Objectives: Prostate sarcomas are rare entity, the most common is leiomyosarcoma which account for 0.1% of all prostate malignancies. The presenting symptoms are mainly obstructive urinary symptoms. Surgery with chemo- or radiotherapy are the mainstay treatment options. The overall survival rate remains poor regardless of initial tumour size, grade or histological subtype. Immunohistochemistry reveals tumour cells diffusely positive for vimentin, smooth muscle actin, focally positive for progesterone receptor, whilst keratins are usually negative.
Materials and methods: We describe a case of a patient affected by sarcoma of prostate. Furthermore, we reviewed the cases of prostate sarcomas available in literature to clarify the best therapeutic options to be applied.

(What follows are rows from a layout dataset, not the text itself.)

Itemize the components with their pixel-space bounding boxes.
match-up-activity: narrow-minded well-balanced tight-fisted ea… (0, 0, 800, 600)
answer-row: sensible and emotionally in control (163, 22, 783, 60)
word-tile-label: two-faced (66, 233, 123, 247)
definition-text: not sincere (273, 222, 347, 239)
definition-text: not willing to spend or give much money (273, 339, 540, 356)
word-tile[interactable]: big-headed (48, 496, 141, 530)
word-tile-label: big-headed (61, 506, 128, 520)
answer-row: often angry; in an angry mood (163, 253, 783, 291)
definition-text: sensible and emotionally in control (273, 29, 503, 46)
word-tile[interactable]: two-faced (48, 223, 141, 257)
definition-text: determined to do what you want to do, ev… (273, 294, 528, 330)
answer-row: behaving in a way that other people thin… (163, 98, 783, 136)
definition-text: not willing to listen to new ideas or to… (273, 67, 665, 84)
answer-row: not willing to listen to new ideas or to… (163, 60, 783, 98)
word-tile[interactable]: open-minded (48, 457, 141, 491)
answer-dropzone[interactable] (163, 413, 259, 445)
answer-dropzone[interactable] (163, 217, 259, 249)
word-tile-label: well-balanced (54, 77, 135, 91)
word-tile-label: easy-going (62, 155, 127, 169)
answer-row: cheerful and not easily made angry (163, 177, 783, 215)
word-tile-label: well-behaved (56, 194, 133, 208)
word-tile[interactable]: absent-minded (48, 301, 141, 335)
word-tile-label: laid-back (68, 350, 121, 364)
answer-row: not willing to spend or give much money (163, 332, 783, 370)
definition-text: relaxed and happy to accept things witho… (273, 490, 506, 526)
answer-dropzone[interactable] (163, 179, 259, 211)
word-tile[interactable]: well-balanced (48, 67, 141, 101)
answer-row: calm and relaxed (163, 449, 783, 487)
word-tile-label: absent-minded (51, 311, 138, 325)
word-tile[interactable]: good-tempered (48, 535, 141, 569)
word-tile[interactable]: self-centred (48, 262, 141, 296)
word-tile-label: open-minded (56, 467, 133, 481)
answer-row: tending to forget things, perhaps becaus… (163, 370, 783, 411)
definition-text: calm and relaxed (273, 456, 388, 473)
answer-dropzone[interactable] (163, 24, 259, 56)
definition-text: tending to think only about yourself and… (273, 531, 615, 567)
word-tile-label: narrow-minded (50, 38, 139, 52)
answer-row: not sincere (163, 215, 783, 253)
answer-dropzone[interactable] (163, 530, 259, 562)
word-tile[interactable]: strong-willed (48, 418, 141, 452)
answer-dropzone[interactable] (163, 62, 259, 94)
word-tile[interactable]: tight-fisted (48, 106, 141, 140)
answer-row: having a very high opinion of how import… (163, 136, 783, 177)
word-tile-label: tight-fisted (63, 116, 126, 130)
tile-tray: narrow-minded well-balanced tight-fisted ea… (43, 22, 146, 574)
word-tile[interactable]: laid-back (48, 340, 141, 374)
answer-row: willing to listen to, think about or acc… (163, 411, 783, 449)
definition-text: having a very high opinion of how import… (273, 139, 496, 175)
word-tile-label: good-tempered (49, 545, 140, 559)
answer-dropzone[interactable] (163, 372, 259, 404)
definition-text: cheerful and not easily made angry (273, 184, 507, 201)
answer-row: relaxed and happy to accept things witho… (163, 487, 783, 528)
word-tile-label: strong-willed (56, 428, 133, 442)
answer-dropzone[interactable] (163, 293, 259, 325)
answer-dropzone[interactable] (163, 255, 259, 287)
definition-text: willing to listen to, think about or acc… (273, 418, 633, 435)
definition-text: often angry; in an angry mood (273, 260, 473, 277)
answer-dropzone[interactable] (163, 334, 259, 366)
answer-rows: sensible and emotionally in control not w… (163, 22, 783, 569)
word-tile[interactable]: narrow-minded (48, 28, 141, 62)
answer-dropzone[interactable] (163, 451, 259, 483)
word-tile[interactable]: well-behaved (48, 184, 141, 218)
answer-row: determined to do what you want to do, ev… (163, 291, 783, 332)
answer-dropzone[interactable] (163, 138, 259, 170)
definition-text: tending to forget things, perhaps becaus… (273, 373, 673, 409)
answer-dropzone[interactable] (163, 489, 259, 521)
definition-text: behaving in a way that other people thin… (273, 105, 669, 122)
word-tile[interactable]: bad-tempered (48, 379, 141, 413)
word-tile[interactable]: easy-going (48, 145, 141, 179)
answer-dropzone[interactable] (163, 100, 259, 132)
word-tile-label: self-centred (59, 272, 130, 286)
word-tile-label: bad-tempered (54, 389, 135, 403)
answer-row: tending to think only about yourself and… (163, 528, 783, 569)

Results: In the case described leiomyosarcoma diagnosed by an ultrasound guided biopsy was characterized by fascicles of spindle-shaped cells with a variable degree of nuclear atypia. The immunohistochemistry showed positive staining for smooth muscle actin, vimentin and focally for the S-100 protein. The patient was treated with radical retropubic prostatectomy and radiotherapy of the local recurrence, and chemotherapy at metastases onset.
Conclusions: Prostate sarcomas are highly aggressive, with limited therapeutic options. An early diagnosis and complete surgical excision with negative margins offer patients the long-term disease free survival.